Schnack Alexandra, Rempis Eva, Decker Sarah, Braun Vera, Rubaihayo John, Busingye Priscilla, Tumwesigye Nazarius Mbona, Harms Gundel, Theuring Stefanie
1 Institute of Tropical Medicine and International Health, Charité-University Medicine Berlin , Berlin, Germany .
2 Public Health Department, Mountains of the Moon University , Fort Portal, Uganda .
AIDS Patient Care STDS. 2016 Mar;30(3):110-8. doi: 10.1089/apc.2015.0318.
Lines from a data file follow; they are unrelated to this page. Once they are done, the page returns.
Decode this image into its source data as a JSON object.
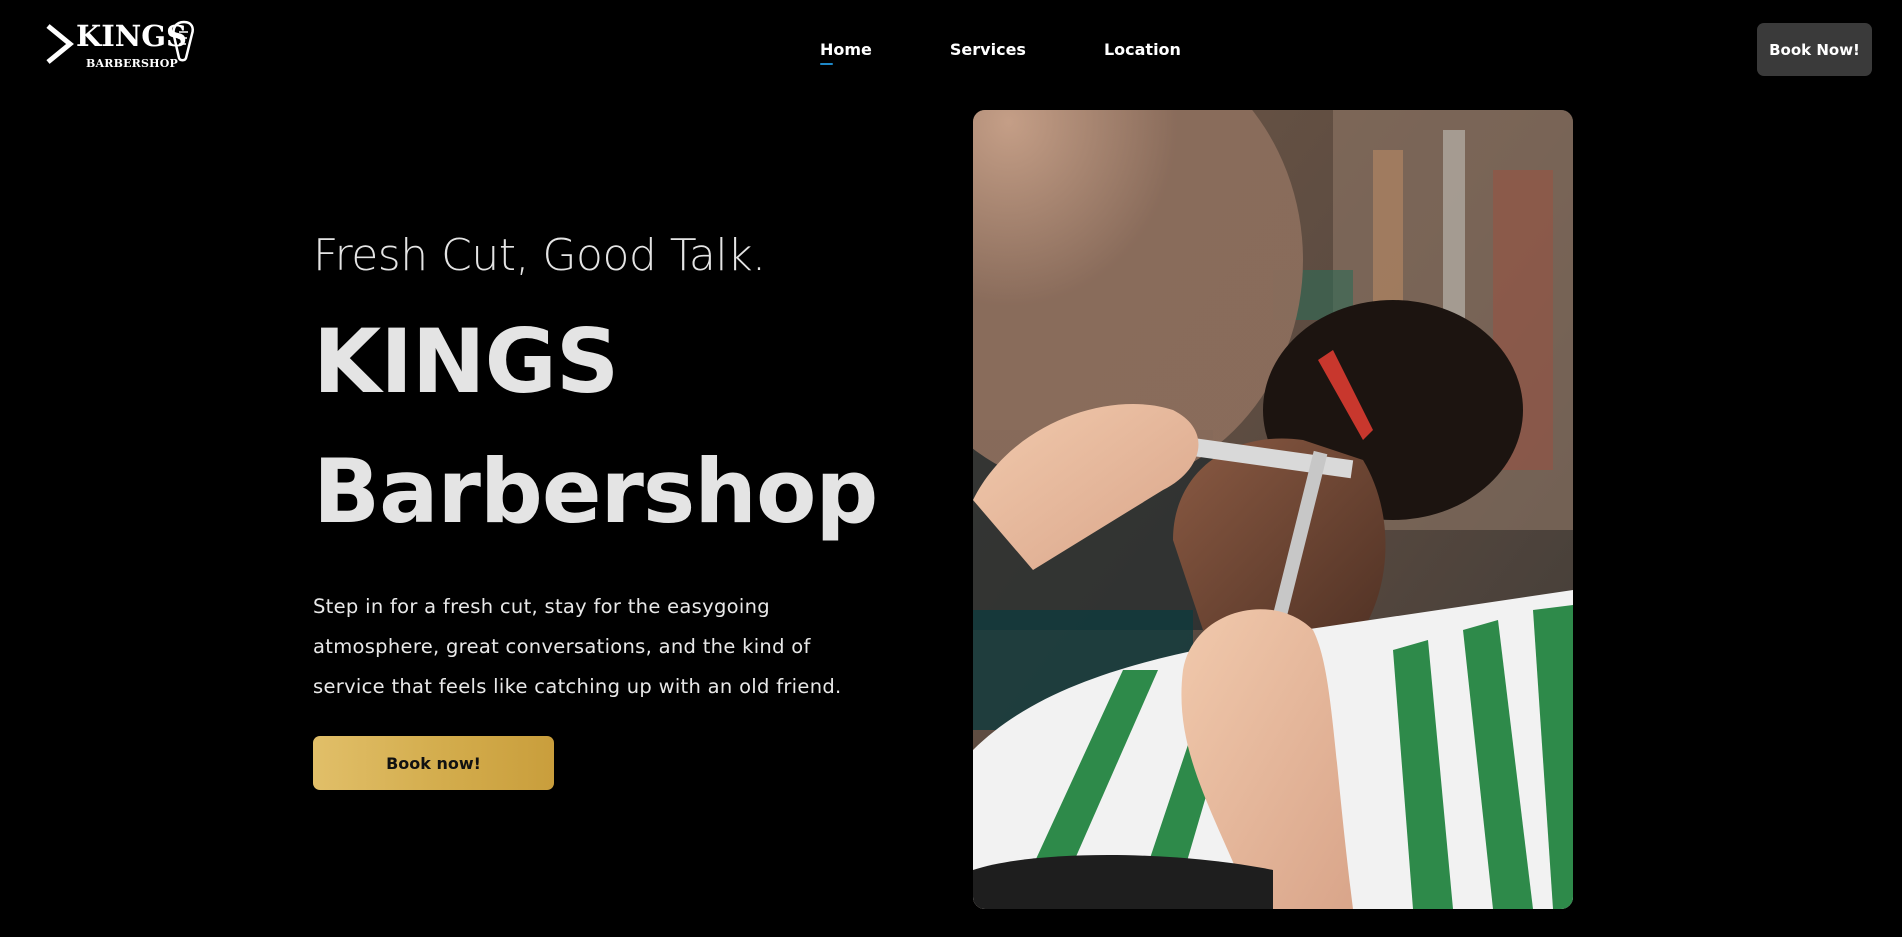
{
  "brand": {
    "name": "KINGS",
    "sub": "BARBERSHOP"
  },
  "nav": {
    "items": [
      {
        "label": "Home",
        "active": true
      },
      {
        "label": "Services",
        "active": false
      },
      {
        "label": "Location",
        "active": false
      }
    ],
    "active_indicator_color": "#1e88c8"
  },
  "header_cta": {
    "label": "Book Now!",
    "background": "#3a3a3a"
  },
  "hero": {
    "tagline": "Fresh Cut, Good Talk.",
    "title_line1": "KINGS",
    "title_line2": "Barbershop",
    "description": "Step in for a fresh cut, stay for the easygoing atmosphere, great conversations, and the kind of service that feels like catching up with an old friend.",
    "cta_label": "Book now!",
    "cta_color": "#d4ad4f",
    "image_icon": "barber-cutting-hair-photo"
  },
  "colors": {
    "background": "#000000",
    "text": "#e4e4e4"
  }
}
Since 2012, lifelong antiretroviral therapy for all HIV-positive pregnant women ("Option B+") is recommended by WHO for the prevention of mother-to-child transmission of HIV (PMTCT). Many sub-Saharan African countries have since introduced this regimen, but to date, longer-term outcome evaluations are scarce. We conducted an observational study in Fort Portal Municipality, Uganda, to describe uptake and adherence of Option B+ during pregnancy. HIV-positive women approaching antenatal care (ANC) services in two hospitals were enrolled and followed-up at monthly routine ANC visits until delivery. At each visit, next to sociodemographic and clinical data, we assessed drug adherence through pill counts. In total, 124 HIV-positive pregnant women were enrolled in our study; from these, 80.8% had not been aware of their positive serostatus before. Forty-five PMTCT clients (36.3%) never returned to ANC after their first visit. Protective factors (p < 0.05) for immediate loss to care included previous HIV status knowledge, status disclosure before or at first ANC visit, and tertiary education. Among those clients starting Option B+, the median adherence during pregnancy was 95.7% pill intake. Rather low adherence (<80%) was observed in 21.1% of clients, while more than half achieved an adherence level of ≥95%, with 40.8% of all clients being 100% adherent. The cohort's median adherence remained stable throughout the course of pregnancy. Healthcare providers should place high emphasis on individual PMTCT counseling at first ANC encounter, and pay special attention to those women previously unaware of their HIV status. However, after initial uptake, high adherence seems to be feasible for Option B+.
自2012年以来,世界卫生组织推荐对所有HIV阳性孕妇进行终身抗逆转录病毒治疗(“B+方案”),以预防母婴传播HIV(PMTCT)。此后,许多撒哈拉以南非洲国家都采用了这一治疗方案,但迄今为止,长期结果评估却很匮乏。我们在乌干达福特portal市开展了一项观察性研究,以描述孕期B+方案的采用情况和依从性。在两家医院接受产前护理(ANC)服务的HIV阳性女性被纳入研究,并在每月的常规ANC访视中进行随访,直至分娩。每次访视时,除了收集社会人口统计学和临床数据外,我们还通过清点药片来评估药物依从性。我们的研究共纳入了124名HIV阳性孕妇;其中,80.8%的人此前并不知道自己的血清学阳性状态。45名PMTCT服务对象(36.3%)在首次访视后再也没有回到ANC。导致立即失访的保护因素(p<0.05)包括既往对HIV状态的了解、在首次ANC访视前或访视时披露状态以及接受过高等教育。在开始采用B+方案的服务对象中,孕期的依从性中位数为服药量的95.7%。21.1%的服务对象依从性较低(<80%),而超过一半的人依从水平≥95%,所有服务对象中有40.8%的人完全依从。该队列的依从性中位数在整个孕期保持稳定。医疗保健提供者应在首次ANC接触时高度重视个性化的PMTCT咨询,并特别关注那些此前不知道自己HIV状态的女性。然而,在最初采用后,B+方案实现高依从性似乎是可行的。